LAW Association of Trinidad and Tobago (LATT) president Lynette Seebaran-Suite, SC, says the Prime Minister refused to meet to discuss the process to appoint senior counsel (silk) in 2023.

She told LATT members this in an e-mail on June 24.

She also explained LATT’s involvement in the 2024 selection process. She said in 2023, when invited to consult, LATT sought a meeting with the Prime Minister to "persuade the Executive to reform the process.

"The request was flatly refused by the Prime Minister."

On the 2024 process, she said she received a letter from Attorney General Reginald Armour, SC, on May 21, a little over a week after an invitiation attorneys to apply for admission to the Inner Bar was gazetted on May 13.
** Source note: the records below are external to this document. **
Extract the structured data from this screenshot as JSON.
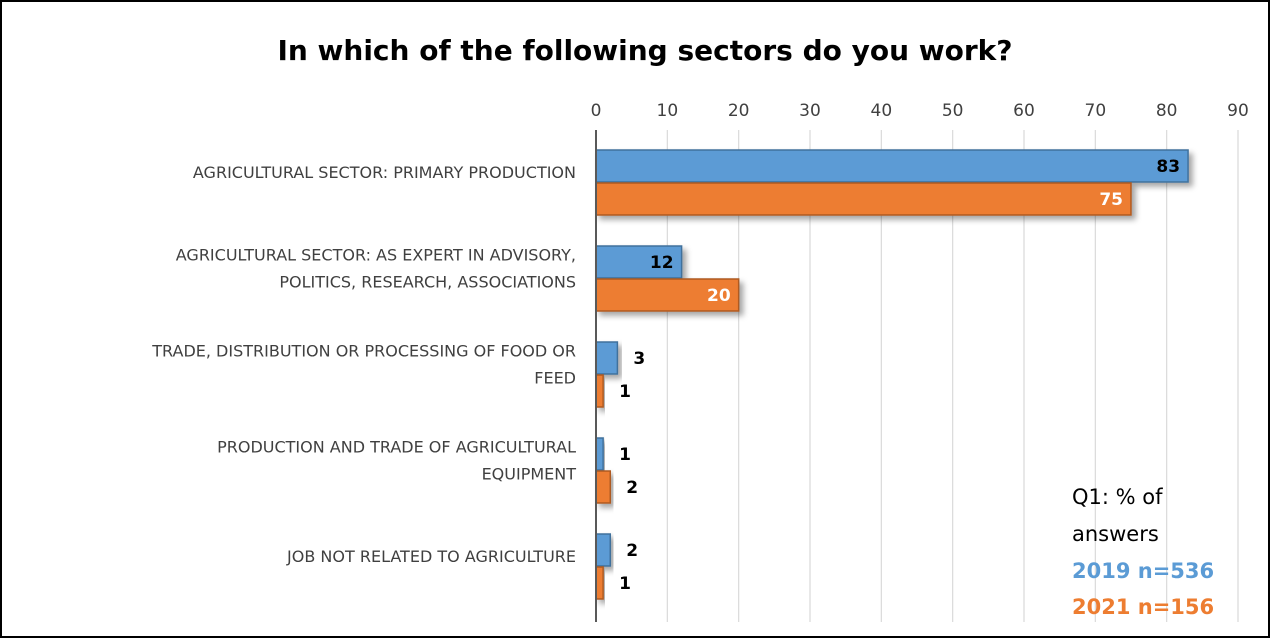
{
  "chart_data": {
    "type": "bar",
    "orientation": "horizontal",
    "title": "In which of the following sectors do you work?",
    "categories": [
      [
        "AGRICULTURAL SECTOR: PRIMARY PRODUCTION"
      ],
      [
        "AGRICULTURAL SECTOR: AS EXPERT IN ADVISORY,",
        "POLITICS, RESEARCH, ASSOCIATIONS"
      ],
      [
        "TRADE, DISTRIBUTION OR PROCESSING OF FOOD OR",
        "FEED"
      ],
      [
        "PRODUCTION AND TRADE OF AGRICULTURAL",
        "EQUIPMENT"
      ],
      [
        "JOB NOT RELATED TO AGRICULTURE"
      ]
    ],
    "series": [
      {
        "values": [
          83,
          12,
          3,
          1,
          2
        ],
        "color": "#5B9BD5",
        "stroke": "#41719C",
        "label_color": "#000000"
      },
      {
        "values": [
          75,
          20,
          1,
          2,
          1
        ],
        "color": "#ED7D31",
        "stroke": "#AE5A21",
        "label_color": "#ffffff"
      }
    ],
    "xlim": [
      0,
      90
    ],
    "xticks": [
      "0",
      "10",
      "20",
      "30",
      "40",
      "50",
      "60",
      "70",
      "80",
      "90"
    ],
    "axis_position": "top",
    "grid": true,
    "legend_position": "bottom-right"
  },
  "note": {
    "line1": "Q1: % of",
    "line2": "answers",
    "series1": "2019 n=536",
    "series2": "2021 n=156",
    "color1": "#5B9BD5",
    "color2": "#ED7D31"
  }
}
She said Armour told her he received 53 applications, and she was given this list.

Seebaran-Suite said she received approval from LATT’s counsel to approach some senior counsel for their views on whom it would be appropriate to admit to the Inner Bar.

“The Executive approved a listing of the members of the Inner Bar whom I would approach to consult,” Seebaran-Suite disclosed in her e-mail explanation to members.

Newsday was told the “executive” comprises part of the association’s council.

She said on June 3, she met with those senior counsel who were available, and they were to send her their selections anonymously.

“I then finalised the persons whose names would be carried forward and communicated them to the Attorney General on June 5, 2024.

On June 4, 2024, the AG wrote to me informing me of the names which were being submitted by him to the President.

“The AG had no further discussion with me before the announcement of the awardees.”

On June 17, President Christine Kangaloo presented instruments of appointment to 13 attorneys at a ceremony at President’s House, St Ann’s. Two more were given their instruments on the succceding days, as they were not in the country at the time. One more is expected to receive an instrument, bringing the total number to 16 attorneys conferred with the title of senior counsel.

Seebaran-Suite said the practice of consulting with the president of LATT had existed for many years.

“My decision to engage with the process was informed primarily by two factors.”

These, she said, were: “The attempt to seek reform of the process in 2023 had been stymied by the outright refusal of the Prime Minister to even meet with us and the speed with which the appointments were made without further referral to LATT after the refusal of the request for a meeting.

“The desirability nevertheless of participating in the process as a courtesy and to provide some guidance on the appointments notwithstanding the limitations of the engagement.”

In a statement on June 20, LATT renewed calls for the adoption of the recommendations of its 2015 “silk report” on the appointment of senior counsel “to ensure a transparent and independent process of selection at specified intervals which is not subject ultimately to the dictates of the executive.”